What are culture and heritage?
To me they are emotions.
The goose bumps you feel when you hear of the countless people that died at the Jallianwala Bagh; The involuntary smile of pride when you stand at India Gate; The reflex of choosing a traditional outfit when you choose to go visit the Mahalakshmi temple; The way you bank on the beauty of the Taj when you’re talking to an international friend; The piqued curiosity in our history when you stand outside the Chittorgarh Fort; The eagerness to stand in the crowd to watch the parade at the Red Fort.
Culture is the values you emulate and the habits you inculcate too.

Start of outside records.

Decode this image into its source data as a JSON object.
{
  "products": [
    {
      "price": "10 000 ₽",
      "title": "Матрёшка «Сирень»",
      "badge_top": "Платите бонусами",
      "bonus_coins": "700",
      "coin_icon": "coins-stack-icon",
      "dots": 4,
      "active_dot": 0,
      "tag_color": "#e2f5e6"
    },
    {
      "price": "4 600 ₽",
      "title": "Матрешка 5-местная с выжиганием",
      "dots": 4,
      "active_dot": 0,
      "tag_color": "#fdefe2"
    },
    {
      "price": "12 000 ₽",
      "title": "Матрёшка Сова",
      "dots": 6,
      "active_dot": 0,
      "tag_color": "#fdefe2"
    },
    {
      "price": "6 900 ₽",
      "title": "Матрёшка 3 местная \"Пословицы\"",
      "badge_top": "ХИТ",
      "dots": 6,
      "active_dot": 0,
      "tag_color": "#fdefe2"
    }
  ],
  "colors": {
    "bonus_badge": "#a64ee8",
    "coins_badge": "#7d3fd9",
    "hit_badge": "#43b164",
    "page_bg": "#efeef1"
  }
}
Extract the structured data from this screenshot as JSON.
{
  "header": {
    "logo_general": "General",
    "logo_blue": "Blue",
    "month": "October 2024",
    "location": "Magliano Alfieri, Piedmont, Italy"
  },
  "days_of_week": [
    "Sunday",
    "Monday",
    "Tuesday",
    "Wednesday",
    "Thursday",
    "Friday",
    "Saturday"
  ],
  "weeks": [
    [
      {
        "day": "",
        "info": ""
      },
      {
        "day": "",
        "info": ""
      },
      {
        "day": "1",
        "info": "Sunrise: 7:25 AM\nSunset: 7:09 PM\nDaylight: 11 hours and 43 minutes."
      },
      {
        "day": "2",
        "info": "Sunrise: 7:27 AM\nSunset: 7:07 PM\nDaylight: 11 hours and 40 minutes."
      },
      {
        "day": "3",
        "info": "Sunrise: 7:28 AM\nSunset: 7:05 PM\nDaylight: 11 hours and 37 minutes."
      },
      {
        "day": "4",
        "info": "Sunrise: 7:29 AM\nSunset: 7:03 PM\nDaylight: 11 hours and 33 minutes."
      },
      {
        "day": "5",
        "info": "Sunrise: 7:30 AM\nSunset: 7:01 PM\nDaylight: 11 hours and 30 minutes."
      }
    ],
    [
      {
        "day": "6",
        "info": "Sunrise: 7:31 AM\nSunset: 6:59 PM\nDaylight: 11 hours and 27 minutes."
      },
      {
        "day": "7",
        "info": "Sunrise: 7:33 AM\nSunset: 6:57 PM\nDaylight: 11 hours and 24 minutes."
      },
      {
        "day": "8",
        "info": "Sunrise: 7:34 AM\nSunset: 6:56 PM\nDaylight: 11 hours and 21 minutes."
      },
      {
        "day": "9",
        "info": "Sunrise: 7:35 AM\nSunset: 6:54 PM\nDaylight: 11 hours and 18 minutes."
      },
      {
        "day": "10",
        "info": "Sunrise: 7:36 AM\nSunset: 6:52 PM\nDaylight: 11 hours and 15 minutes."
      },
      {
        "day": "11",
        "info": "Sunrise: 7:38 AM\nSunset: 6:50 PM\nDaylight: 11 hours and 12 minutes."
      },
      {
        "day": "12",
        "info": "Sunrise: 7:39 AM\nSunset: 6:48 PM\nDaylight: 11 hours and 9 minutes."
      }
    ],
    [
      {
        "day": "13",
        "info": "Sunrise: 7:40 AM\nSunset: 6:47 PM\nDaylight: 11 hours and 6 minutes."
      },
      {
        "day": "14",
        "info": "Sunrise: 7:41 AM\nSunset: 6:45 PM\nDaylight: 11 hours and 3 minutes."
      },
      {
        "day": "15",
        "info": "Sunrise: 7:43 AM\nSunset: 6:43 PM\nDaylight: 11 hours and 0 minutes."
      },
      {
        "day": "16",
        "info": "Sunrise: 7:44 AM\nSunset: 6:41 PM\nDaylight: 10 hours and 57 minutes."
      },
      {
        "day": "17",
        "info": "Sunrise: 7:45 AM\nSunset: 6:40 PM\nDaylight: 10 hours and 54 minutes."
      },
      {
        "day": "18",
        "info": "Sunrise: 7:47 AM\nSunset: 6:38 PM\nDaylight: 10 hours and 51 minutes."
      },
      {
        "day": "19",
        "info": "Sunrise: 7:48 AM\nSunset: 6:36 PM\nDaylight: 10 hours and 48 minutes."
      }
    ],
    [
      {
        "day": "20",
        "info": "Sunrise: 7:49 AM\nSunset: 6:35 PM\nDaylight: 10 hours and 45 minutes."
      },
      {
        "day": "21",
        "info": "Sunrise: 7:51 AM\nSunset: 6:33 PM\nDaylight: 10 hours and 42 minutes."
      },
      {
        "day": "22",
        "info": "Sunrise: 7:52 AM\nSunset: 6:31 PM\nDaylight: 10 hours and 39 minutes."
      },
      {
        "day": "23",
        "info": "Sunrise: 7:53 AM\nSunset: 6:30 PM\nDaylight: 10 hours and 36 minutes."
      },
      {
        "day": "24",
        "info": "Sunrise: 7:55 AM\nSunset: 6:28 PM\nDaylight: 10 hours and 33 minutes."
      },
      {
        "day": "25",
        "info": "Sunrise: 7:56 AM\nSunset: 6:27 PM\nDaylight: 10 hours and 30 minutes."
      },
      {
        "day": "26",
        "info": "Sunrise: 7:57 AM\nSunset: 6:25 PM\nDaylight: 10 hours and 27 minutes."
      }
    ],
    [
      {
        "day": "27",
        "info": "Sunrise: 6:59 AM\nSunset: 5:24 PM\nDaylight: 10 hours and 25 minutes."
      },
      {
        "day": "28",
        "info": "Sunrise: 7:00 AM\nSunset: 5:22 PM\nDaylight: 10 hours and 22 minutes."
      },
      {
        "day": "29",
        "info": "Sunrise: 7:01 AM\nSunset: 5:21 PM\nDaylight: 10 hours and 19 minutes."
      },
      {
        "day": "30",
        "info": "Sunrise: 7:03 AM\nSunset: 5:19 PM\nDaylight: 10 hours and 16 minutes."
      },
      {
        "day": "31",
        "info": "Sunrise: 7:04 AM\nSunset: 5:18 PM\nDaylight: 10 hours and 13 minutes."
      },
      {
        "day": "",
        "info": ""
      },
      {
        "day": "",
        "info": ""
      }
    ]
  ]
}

It’s the craving for that last piece of gulab jamun (an Indian sweet). It’s the elegance of the dressing. Noor Jahan and the peach, cream and gold linings on her dresses; The detail in the architecture; The palaces in Rajasthan, their intricacy and magnanimity; The delicateness of the designs; The ‘zari’ work on a bright green ‘nauvari’ saree. The butter chicken and butter naan combo or the oily street Chinese food; The Prasad and the Mithais.
It’s the small idol you will carry no matter where in the world you plan to shift. It’s the feet you will touch no matter what. It is the hands you will fold and eyes you will close. It is the prayers that you will never forget and sing even after years of no practice.
That childhood phase when every girl tries a classical dance form and boy tries a Hindustani musical instrument; That moment when you’ve binged on modaks during Ganpati (lord Ganesha) but don’t feel guilty because well, it’s Bappa (a colloquial term for lord ganesha); That instance while playing Holi (an Indian festival of colors) when you’re dreading that the color won’t come off but continue playing anyway; That special terrace you go to on Diwali (a festival of lights) to see the entire city’s fireworks.
Without these, the Oxford dictionary meanings of ‘culture’ and ‘heritage’ hold no significance for an Indian.